To address this, he said, the country’s salary fund will rise 4.9 times, social security will do so by five times, and social assistance will increasingly depend on the number of vulnerable groups that have to be helped. “The aspiration”, he said, is that all “employees are in better conditions than where they started from”.
“If the dynamic of wage growth is higher than that of price increases, then those of us who work with the State will be in a better position. That is another of the objectives of the ordinance ”, he commented.
In a presentation that mixed economic theory with practical explanations as to why the measures were required, he said that devaluing the currency and raising wages is synonymous with price growth, which means inflation. The issue is how long it takes for the increase in wholesale prices to be reflected by retailers. “Regardless of market signals, the very characteristics of the economy allow creating conditions so that this does not happen”, he said.
Meanwhile the Cuban media have continued to reassure Cubans that their savings in any currency will remain safe, reiterating a promise made by President Díaz-Canel that the Cuban State will guarantee deposits in banks, as well as cash in CUP, CUC or MLC ( freely convertible currency).
The country’s official media said that once the elimination of the CUC from circulation has occurred, citizens will have an expected period of no less than six months to exchange the amounts they hold for CUP or to spend them in stores, receiving their change as at present in CUP.
They reiterated that CUPs, whether they are being held personally or in the banks, will maintain their current exchange value. “It is not necessary to run to the banks for fear that their value will be affected,” they quoted Murillo as saying.

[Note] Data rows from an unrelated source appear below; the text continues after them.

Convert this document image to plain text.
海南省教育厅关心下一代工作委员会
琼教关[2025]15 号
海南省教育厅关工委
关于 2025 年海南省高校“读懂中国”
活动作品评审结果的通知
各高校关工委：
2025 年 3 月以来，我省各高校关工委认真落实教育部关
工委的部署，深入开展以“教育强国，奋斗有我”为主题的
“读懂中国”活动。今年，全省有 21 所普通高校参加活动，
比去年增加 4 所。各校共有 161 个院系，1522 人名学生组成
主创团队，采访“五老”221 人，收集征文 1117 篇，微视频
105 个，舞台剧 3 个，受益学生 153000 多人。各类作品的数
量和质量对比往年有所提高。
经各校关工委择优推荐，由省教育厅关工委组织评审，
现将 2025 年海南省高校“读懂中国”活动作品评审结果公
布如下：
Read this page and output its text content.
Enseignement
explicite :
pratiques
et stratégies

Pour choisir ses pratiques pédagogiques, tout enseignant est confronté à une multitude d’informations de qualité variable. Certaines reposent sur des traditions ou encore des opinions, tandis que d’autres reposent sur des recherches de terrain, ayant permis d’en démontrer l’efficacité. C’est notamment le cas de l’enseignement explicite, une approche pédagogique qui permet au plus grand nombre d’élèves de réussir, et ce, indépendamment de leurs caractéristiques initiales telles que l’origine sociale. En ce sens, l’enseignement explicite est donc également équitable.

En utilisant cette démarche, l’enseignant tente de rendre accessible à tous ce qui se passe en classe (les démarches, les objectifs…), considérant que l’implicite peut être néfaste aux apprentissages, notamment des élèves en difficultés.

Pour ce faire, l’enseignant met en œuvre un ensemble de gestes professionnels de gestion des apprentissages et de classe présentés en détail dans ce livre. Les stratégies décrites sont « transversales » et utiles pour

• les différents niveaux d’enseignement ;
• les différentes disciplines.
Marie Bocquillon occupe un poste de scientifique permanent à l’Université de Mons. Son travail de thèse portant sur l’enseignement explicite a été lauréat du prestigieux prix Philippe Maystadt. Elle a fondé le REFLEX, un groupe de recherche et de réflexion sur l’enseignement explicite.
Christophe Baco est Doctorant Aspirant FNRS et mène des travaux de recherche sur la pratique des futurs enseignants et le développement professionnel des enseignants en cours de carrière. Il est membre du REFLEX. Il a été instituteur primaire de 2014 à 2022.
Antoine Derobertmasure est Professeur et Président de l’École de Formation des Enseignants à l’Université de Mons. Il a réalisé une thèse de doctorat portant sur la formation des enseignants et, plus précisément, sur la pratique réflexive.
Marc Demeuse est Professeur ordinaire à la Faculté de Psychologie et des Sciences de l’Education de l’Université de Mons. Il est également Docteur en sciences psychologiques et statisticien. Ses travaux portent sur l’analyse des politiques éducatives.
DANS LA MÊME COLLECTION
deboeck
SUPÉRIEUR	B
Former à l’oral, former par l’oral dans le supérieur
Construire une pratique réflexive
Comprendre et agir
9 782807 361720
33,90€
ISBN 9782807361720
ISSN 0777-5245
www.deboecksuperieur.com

At the conclusion of the Round Table broadcast Murillo acknowledged that some companies will face losses because of the changes being made, but said that entities that substitute imports and have efficient economic performance, will benefit. There was a need, he said, “to create wealth to achieve prosperity”.
“These measures are for the good of all. Those of us who work with the State will be grateful for the salary increase and (know) that work is the main source of income. It will be difficult to live without working, but in the midst of this context we will give all the support to the vulnerable and less fit to do so. The monetary order will generate important benefits for all”, he concluded.